I would categorize myself as an ambitious person. Isn’t it funny that we hesitate, we second glance at that word a little bit when it comes to women because you automatically think, “Oh, an ambitious woman. Oh, she’s cutthroat.” But I think that I’m ambitious not only for myself, but for those around me, as well. I think I’m a true believer in potential. I want myself to reach my fullest potential at all times and I want the people I’m with, and the friendships I’m in, and the work relationships I have, to reach their fullest potential all the time. I’m an ambitious person I think, but I would say that my priority in ambition is also in compassion, and I try to keep them at the same level. That’s the only way I’ve gotten to where I have: 26 and four Broadway shows. All that stuff sounds like you’re listing off a resume, but it really is because I worked really, really hard. It’s so interesting now to be on the other side of feeling like, “Oh, the amount of effort I put in is what I’m getting back.” Because for a lot of time you put in way more effort than you get back.

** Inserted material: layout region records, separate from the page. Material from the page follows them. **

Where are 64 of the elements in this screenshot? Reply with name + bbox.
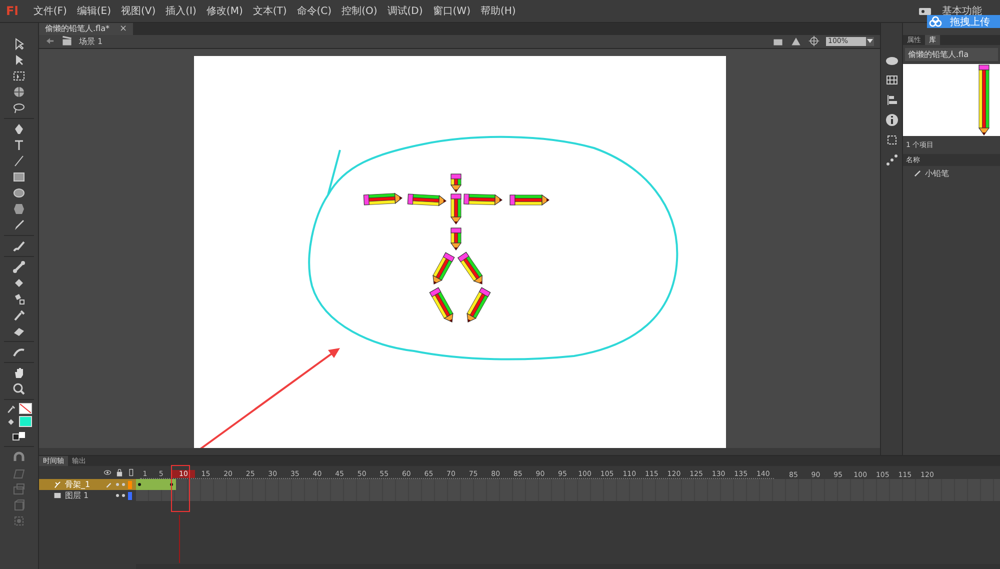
horizontal-scrollbar[interactable] bbox=[39, 448, 880, 455]
document-dropdown[interactable]: 偷懒的铅笔人.fla bbox=[905, 48, 998, 61]
polygon-icon[interactable] bbox=[12, 202, 26, 216]
library-item[interactable]: 小铅笔 bbox=[903, 166, 1000, 181]
menu-item[interactable]: 窗口(W) bbox=[428, 4, 476, 18]
swatches-icon[interactable] bbox=[884, 73, 898, 87]
eye-icon[interactable] bbox=[103, 468, 112, 477]
align-icon[interactable] bbox=[884, 93, 898, 107]
app-logo: Fl bbox=[6, 4, 18, 18]
info-icon[interactable] bbox=[884, 113, 898, 127]
pencil-drawing bbox=[976, 64, 992, 136]
fill-color-swatch[interactable] bbox=[19, 416, 32, 427]
oval-icon[interactable] bbox=[12, 186, 26, 200]
stroke-color-swatch[interactable] bbox=[19, 403, 32, 414]
lock-icon[interactable] bbox=[115, 468, 124, 477]
document-tab[interactable]: 偷懒的铅笔人.fla* × bbox=[39, 23, 134, 35]
layer-outline-color[interactable] bbox=[128, 492, 132, 500]
globe-icon[interactable] bbox=[12, 85, 26, 99]
cloud-icon bbox=[929, 16, 942, 27]
transform-panel-icon[interactable] bbox=[884, 133, 898, 147]
stroke-color-icon[interactable] bbox=[6, 404, 16, 414]
menu-item[interactable]: 帮助(H) bbox=[475, 4, 521, 18]
bone-symbol-icon[interactable] bbox=[913, 169, 922, 178]
zoom-icon[interactable] bbox=[12, 382, 26, 396]
menu-item[interactable]: 调试(D) bbox=[382, 4, 428, 18]
workspace-switcher[interactable]: 基本功能 bbox=[942, 4, 982, 18]
pen-icon[interactable] bbox=[12, 122, 26, 136]
highlight-rectangle bbox=[171, 465, 190, 512]
text-icon[interactable] bbox=[12, 138, 26, 152]
outline-icon[interactable] bbox=[127, 468, 136, 477]
layer-icon[interactable] bbox=[53, 491, 62, 500]
hand-icon[interactable] bbox=[12, 366, 26, 380]
motion-presets-icon[interactable] bbox=[884, 153, 898, 167]
center-stage-icon[interactable] bbox=[808, 35, 820, 48]
layer-row[interactable]: 骨架_1 bbox=[39, 479, 136, 490]
menu-item[interactable]: 文件(F) bbox=[28, 4, 72, 18]
menu-item[interactable]: 视图(V) bbox=[116, 4, 161, 18]
scene-label: 场景 1 bbox=[79, 36, 103, 47]
magnet-icon[interactable] bbox=[12, 450, 26, 464]
pencil-icon[interactable] bbox=[12, 218, 26, 232]
line-icon[interactable] bbox=[12, 154, 26, 168]
swap-colors-icon[interactable] bbox=[12, 429, 26, 443]
back-arrow-icon[interactable] bbox=[45, 36, 55, 46]
frame-track[interactable] bbox=[136, 490, 1000, 501]
pencil-edit-icon[interactable] bbox=[105, 480, 113, 488]
layer-outline-color[interactable] bbox=[128, 480, 132, 488]
menu-item[interactable]: 修改(M) bbox=[201, 4, 248, 18]
brush-icon[interactable] bbox=[12, 239, 26, 253]
menu-item[interactable]: 控制(O) bbox=[336, 4, 382, 18]
layer-row[interactable]: 图层 1 bbox=[39, 490, 136, 501]
dropdown-arrow-icon[interactable] bbox=[866, 36, 874, 46]
transform-icon[interactable] bbox=[12, 69, 26, 83]
menu-item[interactable]: 命令(C) bbox=[292, 4, 337, 18]
armature-icon[interactable] bbox=[53, 480, 62, 489]
edit-symbol-icon[interactable] bbox=[790, 35, 802, 48]
clapper-icon[interactable] bbox=[61, 35, 73, 48]
menu-item[interactable]: 文本(T) bbox=[248, 4, 292, 18]
menu-item[interactable]: 编辑(E) bbox=[72, 4, 116, 18]
menu-item[interactable]: 插入(I) bbox=[160, 4, 202, 18]
bone-icon[interactable] bbox=[12, 260, 26, 274]
rectangle-icon[interactable] bbox=[12, 170, 26, 184]
eyedropper-icon[interactable] bbox=[12, 308, 26, 322]
lasso-icon[interactable] bbox=[12, 101, 26, 115]
pose-span[interactable] bbox=[136, 479, 176, 490]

Has that been hard on you personally in the sense that you are only in your mid-twenties, and that’s an age where people in other places are living very different lifestyles? I would imagine that could be challenging just in terms of figuring out how to have a personal life.
I don’t think I have a personal life besides the people I’m with. Maybe I’ll never get married if I keep working—who knows; I’m just kidding. When I’m around people I want to be really, really present with them, so every cast that I’ve been a part of, those have been my people. So I have never felt like I’ve been lacking. Yes, on paper I don’t have a personal life, especially now—it’s my day off and it’s my third thing today and I haven’t seen any of my friends. That’s why it’s really important to find balance. I cherish this show because of having Taylor and Kate and Erica and Gray, my closest friends in the cast right now. It feels like a really cosmic time right now and I don’t really know what to do with it. It’s a little overwhelming.

What are your professional dreams for the next few years?
Musicals are so hard. They’re hard on our bodies and our minds, and so before this show I was actually like, “Oh, maybe I’m done with musical theatre for a while.” Not in a jaded way or in like a throw in the towel way, but I wouldn’t mind if my path went somewhere else. In 2017 I did Sunday, and then right into Hood, right into KPOP, right into Mean Girls, and I didn’t get a chance to breathe, and I think that’s maybe why I was like, “Oh, this is really hard on my body.” But I also think it’s the most thrilling thing ever and I don’t think I’m done with musical theatre at all. I’ve been asked by a few people who come to the show, “When is your vehicle going to happen?” I hate that word, vehicle, because it means you own it and that’s not it—sometimes you’re just the driver. I’d really like to do a story that I’m compelled to do that really has a fully fleshed out, innovative story and something that really makes people think and feel. So I don’t really know, but I think there are a few things in the cards right now. Ideally I would love for Tina Fey to write a sitcom that I can be part of. And I really want to keep working with good people and be doing jobs that make me really excited to go to work. I would love to do TV and film. I just came from a Disney animated thing today and I would love to do voice over. I think the exciting thing about this job is you really never know, because I truly did not know I would be playing Gretchen and as soon as I got that call it literally mapped out my trajectory for the next two years within one phone call. So I leave it up to the gods.